JOHN: Benvenuti a The Gist. Oggi è lunedì 10 agosto 2026. Io sono John.

MARY: E io sono Mary. Iniziamo subito con “The Gist di oggi”, ovvero la singola notizia da capire per decifrare dove sta andando il mondo. John, sembra che il Pentagono si sia messo a fare il venture capitalist.

JOHN: Esatto, Mary. Immagina di dover costruire aerei militari di ultima generazione, ma di scoprire che l’unico negozio che vende il materiale essenziale è gestito dal tuo principale rivale globale. Cosa fai? Ti compri una miniera.

MARY: Più o meno letteralmente.

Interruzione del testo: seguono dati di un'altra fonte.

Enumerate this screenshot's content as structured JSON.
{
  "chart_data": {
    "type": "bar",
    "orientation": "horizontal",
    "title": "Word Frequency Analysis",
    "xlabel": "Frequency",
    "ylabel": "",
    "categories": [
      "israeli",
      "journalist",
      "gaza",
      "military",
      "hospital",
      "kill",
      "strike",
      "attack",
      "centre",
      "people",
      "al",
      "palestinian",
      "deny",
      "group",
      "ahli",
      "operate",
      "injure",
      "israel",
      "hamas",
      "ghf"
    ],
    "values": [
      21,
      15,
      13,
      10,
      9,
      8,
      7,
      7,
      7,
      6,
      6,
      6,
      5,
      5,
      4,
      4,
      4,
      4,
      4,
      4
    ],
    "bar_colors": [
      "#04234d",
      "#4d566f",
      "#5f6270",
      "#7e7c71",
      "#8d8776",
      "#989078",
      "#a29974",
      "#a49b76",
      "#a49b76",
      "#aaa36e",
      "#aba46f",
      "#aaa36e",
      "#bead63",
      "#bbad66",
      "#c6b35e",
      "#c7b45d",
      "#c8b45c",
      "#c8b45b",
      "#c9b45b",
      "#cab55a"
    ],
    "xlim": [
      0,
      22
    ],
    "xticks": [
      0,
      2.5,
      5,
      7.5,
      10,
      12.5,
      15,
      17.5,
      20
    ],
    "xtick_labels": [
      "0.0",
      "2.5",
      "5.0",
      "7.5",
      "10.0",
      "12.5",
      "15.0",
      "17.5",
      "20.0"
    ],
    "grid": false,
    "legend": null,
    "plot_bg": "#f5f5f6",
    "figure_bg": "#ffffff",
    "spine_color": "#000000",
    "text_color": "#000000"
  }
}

Secondo il Financial Times, l’Office of Strategic Capital — che in pratica è l’agenzia del Dipartimento della Difesa americano che finanzia le tecnologie critiche — ha appena staccato un assegno da 400 milioni di dollari. Il destinatario? Sunrise Energy Metals, un’azienda mineraria australiana.

JOHN: Il progetto si chiama Syerston, in Australia. L’obiettivo è estrarre lo scandio. È un metallo raro, assolutamente fondamentale per creare le leghe super-resistenti usate nell’industria aerospaziale. Finora, lo scandio veniva recuperato quasi per caso, come scarto di altre estrazioni.

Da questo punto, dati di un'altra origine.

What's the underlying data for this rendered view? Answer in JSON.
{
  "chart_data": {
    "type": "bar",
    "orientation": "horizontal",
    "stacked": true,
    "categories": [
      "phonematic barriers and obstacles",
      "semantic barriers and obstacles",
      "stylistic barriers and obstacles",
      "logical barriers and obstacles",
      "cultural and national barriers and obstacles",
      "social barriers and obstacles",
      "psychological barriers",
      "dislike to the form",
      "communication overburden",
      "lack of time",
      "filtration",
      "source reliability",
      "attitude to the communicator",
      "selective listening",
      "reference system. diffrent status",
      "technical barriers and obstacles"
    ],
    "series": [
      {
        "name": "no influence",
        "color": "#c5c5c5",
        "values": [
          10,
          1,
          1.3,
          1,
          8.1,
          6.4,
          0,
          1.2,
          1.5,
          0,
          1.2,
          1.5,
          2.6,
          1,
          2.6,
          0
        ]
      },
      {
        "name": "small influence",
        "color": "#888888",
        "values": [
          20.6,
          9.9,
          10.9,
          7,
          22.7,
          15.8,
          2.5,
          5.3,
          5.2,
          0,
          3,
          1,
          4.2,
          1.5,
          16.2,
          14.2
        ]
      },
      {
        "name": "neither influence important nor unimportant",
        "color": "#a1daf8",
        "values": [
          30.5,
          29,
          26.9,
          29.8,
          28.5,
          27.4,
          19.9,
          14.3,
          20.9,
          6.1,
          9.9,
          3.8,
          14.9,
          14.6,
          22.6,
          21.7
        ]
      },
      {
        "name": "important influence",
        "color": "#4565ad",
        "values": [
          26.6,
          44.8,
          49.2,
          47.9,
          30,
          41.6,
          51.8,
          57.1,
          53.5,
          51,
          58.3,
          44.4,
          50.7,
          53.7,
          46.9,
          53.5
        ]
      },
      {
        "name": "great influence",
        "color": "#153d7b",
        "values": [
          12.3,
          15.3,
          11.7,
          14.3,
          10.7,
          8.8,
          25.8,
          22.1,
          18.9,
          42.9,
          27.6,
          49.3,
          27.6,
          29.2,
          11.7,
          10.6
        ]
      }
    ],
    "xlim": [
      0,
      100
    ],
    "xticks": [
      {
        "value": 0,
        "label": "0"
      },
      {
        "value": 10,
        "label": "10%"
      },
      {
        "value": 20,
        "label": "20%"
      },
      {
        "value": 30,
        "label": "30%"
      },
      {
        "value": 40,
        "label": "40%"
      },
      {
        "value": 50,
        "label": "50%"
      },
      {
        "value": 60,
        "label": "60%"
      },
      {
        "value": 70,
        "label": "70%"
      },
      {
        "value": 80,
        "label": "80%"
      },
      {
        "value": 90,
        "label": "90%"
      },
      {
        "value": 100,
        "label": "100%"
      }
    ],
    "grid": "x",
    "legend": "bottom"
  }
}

MARY: Ma c’è un problema di potere enorme qui. La Cina oggi controlla l’80 per cento dell’estrazione globale di scandio. E, cosa ancora più importante, quasi il 100 per cento della sua lavorazione. Washington ha guardato i numeri e ha deciso che il libero mercato, in questo caso, è un lusso che non può permettersi.

JOHN: Chi ne trae vantaggio? L’azienda australiana Sunrise, ovviamente. Riceve soldi pubblici americani e azzera il proprio rischio d’impresa per un’operazione che, normalmente, i mercati finanziari riterrebbero troppo poco redditizia.

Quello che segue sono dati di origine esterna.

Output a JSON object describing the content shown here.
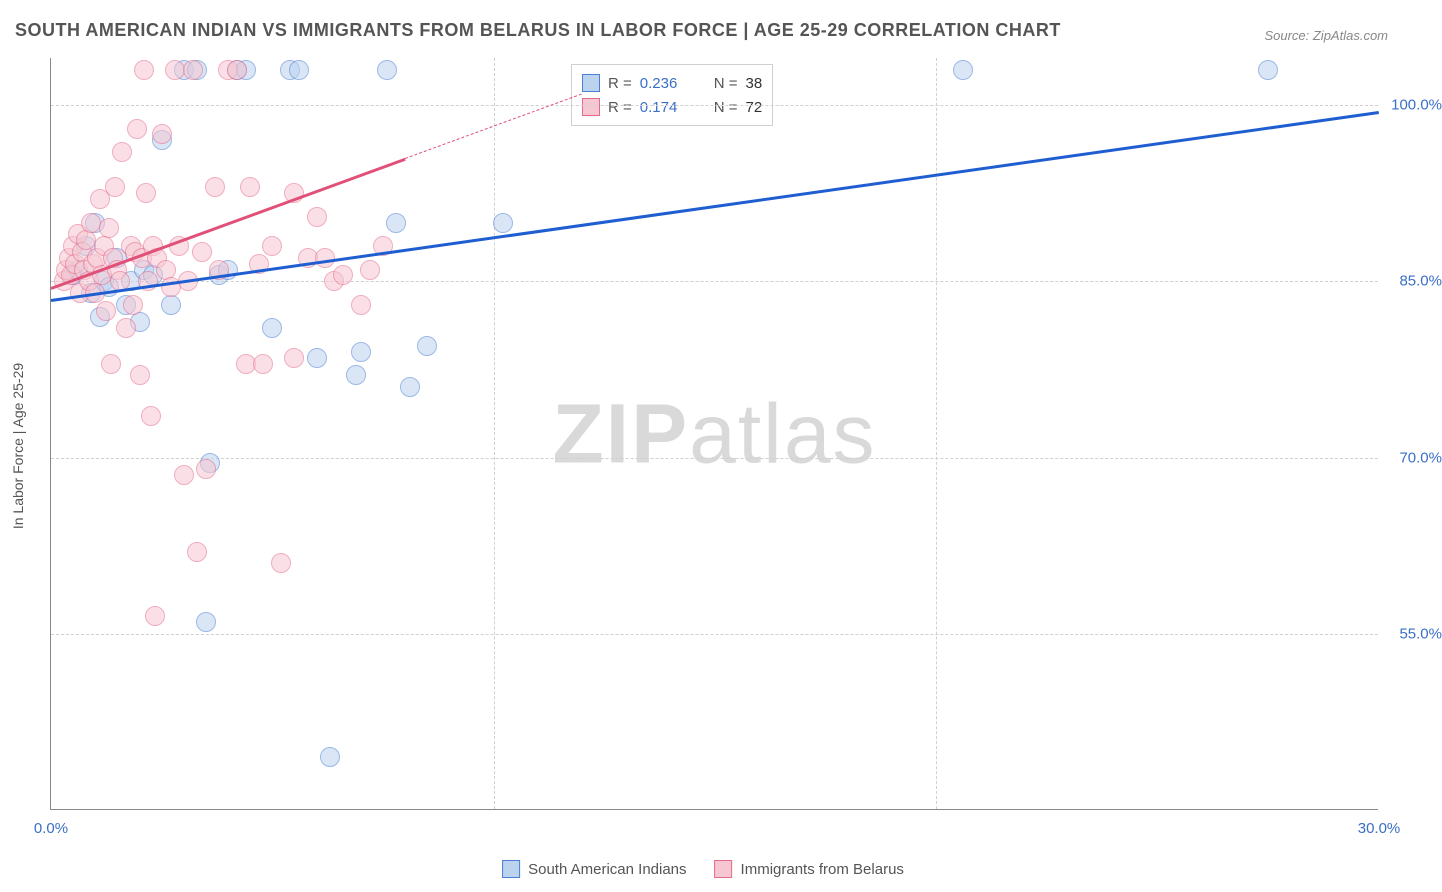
{
  "title": "SOUTH AMERICAN INDIAN VS IMMIGRANTS FROM BELARUS IN LABOR FORCE | AGE 25-29 CORRELATION CHART",
  "source_label": "Source: ZipAtlas.com",
  "y_axis_title": "In Labor Force | Age 25-29",
  "watermark": {
    "zip": "ZIP",
    "atlas": "atlas",
    "color": "#d9d9d9"
  },
  "chart": {
    "type": "scatter",
    "background": "#ffffff",
    "grid_color": "#d0d0d0",
    "axis_color": "#888888",
    "x": {
      "min": 0.0,
      "max": 30.0,
      "ticks": [
        0.0,
        30.0
      ],
      "tick_format": "percent1",
      "tick_color": "#3b6fc7",
      "gridlines": [
        10.0,
        20.0
      ]
    },
    "y": {
      "min": 40.0,
      "max": 104.0,
      "ticks": [
        55.0,
        70.0,
        85.0,
        100.0
      ],
      "tick_format": "percent1",
      "tick_color": "#3b6fc7"
    },
    "marker_radius": 10,
    "marker_opacity": 0.55,
    "series": [
      {
        "key": "south_american_indians",
        "label": "South American Indians",
        "color_fill": "#bcd3f0",
        "color_stroke": "#4a7fd1",
        "R": "0.236",
        "N": "38",
        "trend": {
          "x1": 0.0,
          "y1": 83.5,
          "x2": 30.0,
          "y2": 99.5,
          "stroke": "#1f5ed1",
          "width": 3,
          "dash": "none"
        },
        "points": [
          [
            0.5,
            85.5
          ],
          [
            0.6,
            86.0
          ],
          [
            0.8,
            88.0
          ],
          [
            0.9,
            84.0
          ],
          [
            1.0,
            90.0
          ],
          [
            1.1,
            82.0
          ],
          [
            1.2,
            85.0
          ],
          [
            1.3,
            84.5
          ],
          [
            1.5,
            87.0
          ],
          [
            1.7,
            83.0
          ],
          [
            1.8,
            85.0
          ],
          [
            2.0,
            81.5
          ],
          [
            2.1,
            86.0
          ],
          [
            2.3,
            85.5
          ],
          [
            2.5,
            97.0
          ],
          [
            2.7,
            83.0
          ],
          [
            3.0,
            103.0
          ],
          [
            3.3,
            103.0
          ],
          [
            3.6,
            69.5
          ],
          [
            3.8,
            85.5
          ],
          [
            3.5,
            56.0
          ],
          [
            4.0,
            86.0
          ],
          [
            4.2,
            103.0
          ],
          [
            4.4,
            103.0
          ],
          [
            5.0,
            81.0
          ],
          [
            5.4,
            103.0
          ],
          [
            5.6,
            103.0
          ],
          [
            6.0,
            78.5
          ],
          [
            6.3,
            44.5
          ],
          [
            6.9,
            77.0
          ],
          [
            7.0,
            79.0
          ],
          [
            7.6,
            103.0
          ],
          [
            7.8,
            90.0
          ],
          [
            8.1,
            76.0
          ],
          [
            8.5,
            79.5
          ],
          [
            10.2,
            90.0
          ],
          [
            20.6,
            103.0
          ],
          [
            27.5,
            103.0
          ]
        ]
      },
      {
        "key": "immigrants_belarus",
        "label": "Immigrants from Belarus",
        "color_fill": "#f6c7d2",
        "color_stroke": "#e56b8a",
        "R": "0.174",
        "N": "72",
        "trend": {
          "x1": 0.0,
          "y1": 84.5,
          "x2": 8.0,
          "y2": 95.5,
          "extend_dash_to_x": 12.0,
          "stroke": "#e05078",
          "width": 3
        },
        "points": [
          [
            0.3,
            85.0
          ],
          [
            0.35,
            86.0
          ],
          [
            0.4,
            87.0
          ],
          [
            0.45,
            85.5
          ],
          [
            0.5,
            88.0
          ],
          [
            0.55,
            86.5
          ],
          [
            0.6,
            89.0
          ],
          [
            0.65,
            84.0
          ],
          [
            0.7,
            87.5
          ],
          [
            0.75,
            86.0
          ],
          [
            0.8,
            88.5
          ],
          [
            0.85,
            85.0
          ],
          [
            0.9,
            90.0
          ],
          [
            0.95,
            86.5
          ],
          [
            1.0,
            84.0
          ],
          [
            1.05,
            87.0
          ],
          [
            1.1,
            92.0
          ],
          [
            1.15,
            85.5
          ],
          [
            1.2,
            88.0
          ],
          [
            1.25,
            82.5
          ],
          [
            1.3,
            89.5
          ],
          [
            1.35,
            78.0
          ],
          [
            1.4,
            87.0
          ],
          [
            1.45,
            93.0
          ],
          [
            1.5,
            86.0
          ],
          [
            1.55,
            85.0
          ],
          [
            1.6,
            96.0
          ],
          [
            1.7,
            81.0
          ],
          [
            1.8,
            88.0
          ],
          [
            1.85,
            83.0
          ],
          [
            1.9,
            87.5
          ],
          [
            1.95,
            98.0
          ],
          [
            2.0,
            77.0
          ],
          [
            2.05,
            87.0
          ],
          [
            2.1,
            103.0
          ],
          [
            2.15,
            92.5
          ],
          [
            2.2,
            85.0
          ],
          [
            2.25,
            73.5
          ],
          [
            2.3,
            88.0
          ],
          [
            2.35,
            56.5
          ],
          [
            2.4,
            87.0
          ],
          [
            2.5,
            97.5
          ],
          [
            2.6,
            86.0
          ],
          [
            2.7,
            84.5
          ],
          [
            2.8,
            103.0
          ],
          [
            2.9,
            88.0
          ],
          [
            3.0,
            68.5
          ],
          [
            3.1,
            85.0
          ],
          [
            3.2,
            103.0
          ],
          [
            3.3,
            62.0
          ],
          [
            3.4,
            87.5
          ],
          [
            3.5,
            69.0
          ],
          [
            3.7,
            93.0
          ],
          [
            3.8,
            86.0
          ],
          [
            4.0,
            103.0
          ],
          [
            4.2,
            103.0
          ],
          [
            4.4,
            78.0
          ],
          [
            4.5,
            93.0
          ],
          [
            4.7,
            86.5
          ],
          [
            4.8,
            78.0
          ],
          [
            5.0,
            88.0
          ],
          [
            5.2,
            61.0
          ],
          [
            5.5,
            92.5
          ],
          [
            5.5,
            78.5
          ],
          [
            5.8,
            87.0
          ],
          [
            6.0,
            90.5
          ],
          [
            6.2,
            87.0
          ],
          [
            6.4,
            85.0
          ],
          [
            6.6,
            85.5
          ],
          [
            7.0,
            83.0
          ],
          [
            7.2,
            86.0
          ],
          [
            7.5,
            88.0
          ]
        ]
      }
    ]
  },
  "legend_top": {
    "r_label": "R =",
    "n_label": "N =",
    "r_color": "#3b6fc7",
    "text_color": "#555555"
  },
  "legend_bottom": {
    "items": [
      "south_american_indians",
      "immigrants_belarus"
    ]
  }
}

MARY: Ma il vero vantaggio è per la Difesa Usa. Washington accetta di pagare molto di più per questo metallo, pur di blindare le proprie linee di produzione militare. È un cambio di paradigma: gli Stati Uniti non si limitano più a comprare armi finite. Pagano per far esistere dal nulla le fondamenta geologiche per poterle costruire.

JOHN: Passiamo allo Scenario Globale. C’è un’altra nazione che sta facendo la spesa all’estero per sostenere le proprie guerre, ma non sta comprando metalli. Sta comprando soldati.

MARY: Parliamo della Russia. Secondo l’agenzia AFP, che cita il presidente ucraino Zelenskyy, Mosca si prepara a schierare tra i 30 e i 50 mila soldati nordcoreani. Si aggiungono ai 14 mila già inviati nella regione di Kursk nel 2024.

JOHN: Tradotto: la Russia ha un disperato bisogno di importare personale. Questo flusso di risorse umane ci dice molto sulle dinamiche di potere interne russe. Mosca dipende ormai strutturalmente da Pyongyang per reggere il ritmo di una guerra di logoramento.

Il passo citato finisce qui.